So I spent some time thinking about what to put in response to this, because I find the notion that Pokemon Sun and Moon have good character development as, frankly, laughable. But given the high levels of praise this is getting, as the only dissenter - again - I suppose I need to make some effort to explain precisely why I think the way I do.
See, this is the thing about NPCs - they're NPCs. They cannot properly drive the story forward at the expense of the player's involvement, which is exactly what happened here, what happened in the last two generations, and what will probably happen in the next, because Game Freak have absolutely no idea how to write a different story or how to create a compelling cast. Same old each time might work for gameplay, but it does not work for plot, and characterisation will always be minimal if you are not directly witnessing and/or controlling a character for the vast majority of the game.
Just having a personality change all at once in response to a major event is NOT character development. Part of it, yes, but not all of it. It's something that happens gradually over time, in response to many different factors, and isn't focused solely on pivotal, life changing moments. The simple fact of the matter is that, because these characters were off on their own journeys, we never got to really see them develop properly as characters. We saw one or two defining moments. That is not character development; that's forced change with barely any context.
You also need to have a character initially to be able to develop it, and the NPCs in Sun and Moon were just as thoughtless and uninteresting as those in Black and White, and X and Y. Shove them in my face as much as you like, you can't create something out of nothing.
You cannot develop a character off-screen, and one or two pivotal moments does not define a well thought-out, well-written character. They need backstory, and gradual change to existing personality, and above all, they need to be in the player's story, not just in the player's face. Just bringing them in from time-to-time is not going to cut it; it's piecemeal development without context, and therefore utterly meaningless material. I see a start, and an end. I see hardly anything of the journey in the middle, and THAT is what makes character development.
One needs to see the whole process, not just select bits and pieces of it, and until that happens and these NPCs are made into player characters or proper travelling companions with a story that intertwines with your own that you witness in its entirety, I'm afraid that as far as I'm concerned, character development in Pokemon games will always be second-rate and a point against the games rather than a point in their favour.

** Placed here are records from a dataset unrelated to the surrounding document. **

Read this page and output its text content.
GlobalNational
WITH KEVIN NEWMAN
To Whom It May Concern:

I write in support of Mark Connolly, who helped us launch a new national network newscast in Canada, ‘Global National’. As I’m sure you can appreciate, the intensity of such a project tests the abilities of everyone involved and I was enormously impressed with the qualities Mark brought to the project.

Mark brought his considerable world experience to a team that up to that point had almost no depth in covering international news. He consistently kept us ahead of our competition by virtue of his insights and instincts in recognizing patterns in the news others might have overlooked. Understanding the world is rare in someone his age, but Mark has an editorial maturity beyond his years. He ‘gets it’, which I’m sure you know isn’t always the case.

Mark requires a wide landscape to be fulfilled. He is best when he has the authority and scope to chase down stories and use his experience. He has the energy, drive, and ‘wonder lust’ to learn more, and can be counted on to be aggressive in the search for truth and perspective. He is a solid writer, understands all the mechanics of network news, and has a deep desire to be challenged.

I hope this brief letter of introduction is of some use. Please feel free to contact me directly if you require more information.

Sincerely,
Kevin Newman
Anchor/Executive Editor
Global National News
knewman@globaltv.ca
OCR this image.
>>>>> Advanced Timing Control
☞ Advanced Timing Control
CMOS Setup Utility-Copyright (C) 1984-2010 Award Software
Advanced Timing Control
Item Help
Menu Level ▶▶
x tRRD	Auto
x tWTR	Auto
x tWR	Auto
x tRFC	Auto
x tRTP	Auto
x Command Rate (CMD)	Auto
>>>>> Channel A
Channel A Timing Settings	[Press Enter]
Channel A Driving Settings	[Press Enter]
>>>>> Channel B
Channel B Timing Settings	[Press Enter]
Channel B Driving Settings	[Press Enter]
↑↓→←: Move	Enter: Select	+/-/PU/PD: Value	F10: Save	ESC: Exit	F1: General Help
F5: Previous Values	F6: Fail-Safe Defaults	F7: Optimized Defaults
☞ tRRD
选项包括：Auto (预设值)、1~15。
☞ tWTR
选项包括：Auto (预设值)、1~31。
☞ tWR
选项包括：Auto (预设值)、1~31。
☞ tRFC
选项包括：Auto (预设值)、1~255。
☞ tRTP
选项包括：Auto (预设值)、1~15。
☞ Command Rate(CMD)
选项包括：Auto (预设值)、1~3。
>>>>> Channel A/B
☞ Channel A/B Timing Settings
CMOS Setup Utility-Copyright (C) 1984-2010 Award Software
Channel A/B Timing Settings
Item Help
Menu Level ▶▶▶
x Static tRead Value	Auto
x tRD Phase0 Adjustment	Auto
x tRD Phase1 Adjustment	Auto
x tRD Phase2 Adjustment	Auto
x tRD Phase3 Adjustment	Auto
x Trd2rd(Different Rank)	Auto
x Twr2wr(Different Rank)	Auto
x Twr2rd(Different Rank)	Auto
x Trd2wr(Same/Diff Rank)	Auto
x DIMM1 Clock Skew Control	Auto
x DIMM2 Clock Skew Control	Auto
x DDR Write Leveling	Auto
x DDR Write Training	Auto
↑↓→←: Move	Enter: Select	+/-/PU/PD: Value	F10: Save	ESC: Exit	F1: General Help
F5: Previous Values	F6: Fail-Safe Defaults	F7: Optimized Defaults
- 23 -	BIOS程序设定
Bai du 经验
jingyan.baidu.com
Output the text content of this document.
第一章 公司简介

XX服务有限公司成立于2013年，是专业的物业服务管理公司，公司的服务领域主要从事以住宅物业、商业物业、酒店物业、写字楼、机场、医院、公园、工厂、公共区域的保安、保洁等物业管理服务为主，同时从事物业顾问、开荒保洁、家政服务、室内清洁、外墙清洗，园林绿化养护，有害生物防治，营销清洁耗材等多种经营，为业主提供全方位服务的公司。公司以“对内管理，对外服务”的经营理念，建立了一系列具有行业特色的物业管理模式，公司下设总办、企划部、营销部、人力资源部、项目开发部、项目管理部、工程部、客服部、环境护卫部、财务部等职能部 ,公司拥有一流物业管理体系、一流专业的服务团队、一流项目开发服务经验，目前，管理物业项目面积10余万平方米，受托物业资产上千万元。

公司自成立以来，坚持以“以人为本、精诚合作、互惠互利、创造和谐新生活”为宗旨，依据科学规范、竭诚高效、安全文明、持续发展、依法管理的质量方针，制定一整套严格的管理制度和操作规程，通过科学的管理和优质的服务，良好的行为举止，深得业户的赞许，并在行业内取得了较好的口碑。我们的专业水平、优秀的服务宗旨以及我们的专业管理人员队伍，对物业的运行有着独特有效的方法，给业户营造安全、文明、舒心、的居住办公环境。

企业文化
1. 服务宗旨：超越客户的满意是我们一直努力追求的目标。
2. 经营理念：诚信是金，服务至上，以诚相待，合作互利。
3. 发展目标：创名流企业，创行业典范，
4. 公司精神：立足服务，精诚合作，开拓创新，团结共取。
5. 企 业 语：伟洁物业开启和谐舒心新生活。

So that's a resounding "nay" from me in response to this. Character development was handled no better in this title than it has been in any other. If anything it was handled even more poorly due to the frequency of appearance of some of the characters, which is hugely ironic. When Game Freak take the logical step and have these characters travel with you (and, regarding antagonists, give us proper backstory and infrequent story cutscenes that happen at times other than when you're about to foil their schemes) then they might begin to craft meaningful development and relationships. Until then, though? They're going to keep dishing up the same disappointing, mind-numbingly tedious rubbish each and every time.